O filme tem sido saudado sobretudo por trazer um enfoque renovado sobre personagens negros, longe dos estereótipos de violência e malandragem repisados pela televisão e pelo cinema ruim. Mas uma de suas fragilidades, a meu ver, é justamente aderir a uma dramaturgia muito próxima das telenovelas.

Em sua construção heterogênea, que alterna tempos narrativos e mistura vários formatos de captação e dimensões de “janela”, a força dos personagens e o frescor da abordagem compensam as limitações de produção e prevalecem sobre a afoiteza de experimentar por experimentar, além de uma certa autocomplacência em colocar tudo na tela – problemas típicos de um filme de estreia. Por essas e outras, aguarda-se com curiosidade o segundo longa da dupla de realizadores, Ilha, que compete no próximo festival de Brasília, em setembro.

 

Histórias que nosso cinema (não) contava

A jovem pesquisadora e cineasta Fernanda Pessoa mergulhou no cinema popular produzido nas décadas de 1970 e 80, impropriamente chamado de “pornochanchada”, e descobriu ali um tesouro insuspeitado: registros e comentários críticos sobre inúmeras questões candentes da realidade da época, da tortura à crise do casamento, do aborto à censura, da febre do consumo à violência policial, do projeto de “Brasil grande” à urbanização acelerada.

 

 

O filme, em cartaz no IMS Paulista e no IMS Rio, é uma colagem de cenas de dezenas desses filmes, organizada mais ou menos por blocos temáticos. Ainda que se possa discutir a arbitrariedade do recorte e da montagem dos fragmentos, com uma ou outra forçação de barra para induzir um determinado sentido, o resultado é inquietante e iluminador, mostrando como até mesmo o cinema aparentemente mais escapista ou alienado sempre fala sobre seu tempo, seja de modo deliberado ou a contrapelo (e às vezes a contragosto).

Subsidiariamente, revendo hoje essa filmografia é chocante perceber como manifestações de franca misoginia e homofobia eram naturalizadas de um modo impensável hoje em dia. Aquilo que passava batido hoje soa como aberração inconcebível. Em alguma coisa evoluímos, enfim.

 

A destruição de Bernardet

O documentário de Claudia Priscilla e Pedro Marques é uma obra sui generis, que quase se poderia inserir na tendência atual da chamada autoficção. É um filme com e sobre o franco-brasileiro (nascido na Bélgica) Jean-Claude Bernardet, crítico, pesquisador, roteirista, cineasta, ator e uma das figuras centrais do pensamento cinematográfico brasileiro.

 

 

Inquieto e multifacetado como seu personagem, o documentário traz cenas da vida cotidiana de Bernardet, conversas suas com parceiros criativos (como os cineastas Cristiano Burlan e Tata Amaral), material de arquivo e até uma sarcástica autoentrevista feita pelo octogenário crítico.
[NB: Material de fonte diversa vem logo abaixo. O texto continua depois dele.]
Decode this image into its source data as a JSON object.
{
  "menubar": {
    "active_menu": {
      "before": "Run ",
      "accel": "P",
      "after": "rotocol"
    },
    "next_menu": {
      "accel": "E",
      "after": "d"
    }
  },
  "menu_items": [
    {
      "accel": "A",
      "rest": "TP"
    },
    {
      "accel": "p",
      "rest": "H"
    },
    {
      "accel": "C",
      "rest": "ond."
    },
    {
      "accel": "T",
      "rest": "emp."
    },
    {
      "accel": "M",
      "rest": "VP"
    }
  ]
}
Velhice, vitalidade criativa, família, sexualidade, arte, suicídio – todos esses temas e mais alguns passam pelo crivo implacável do cinebiografado, cuja lucidez é matizada pelo humor e pela ironia.

Resulta disso um filme de muitas camadas, um diabólico jogo de espelhos: quando pensamos estar mais próximos do personagem “real” é quando mais ele nos escapa. No fundo do labirinto, Jean-Claude sorri como quem diz que nenhum indivíduo é conhecível em sua plenitude. Muito menos um indivíduo como ele.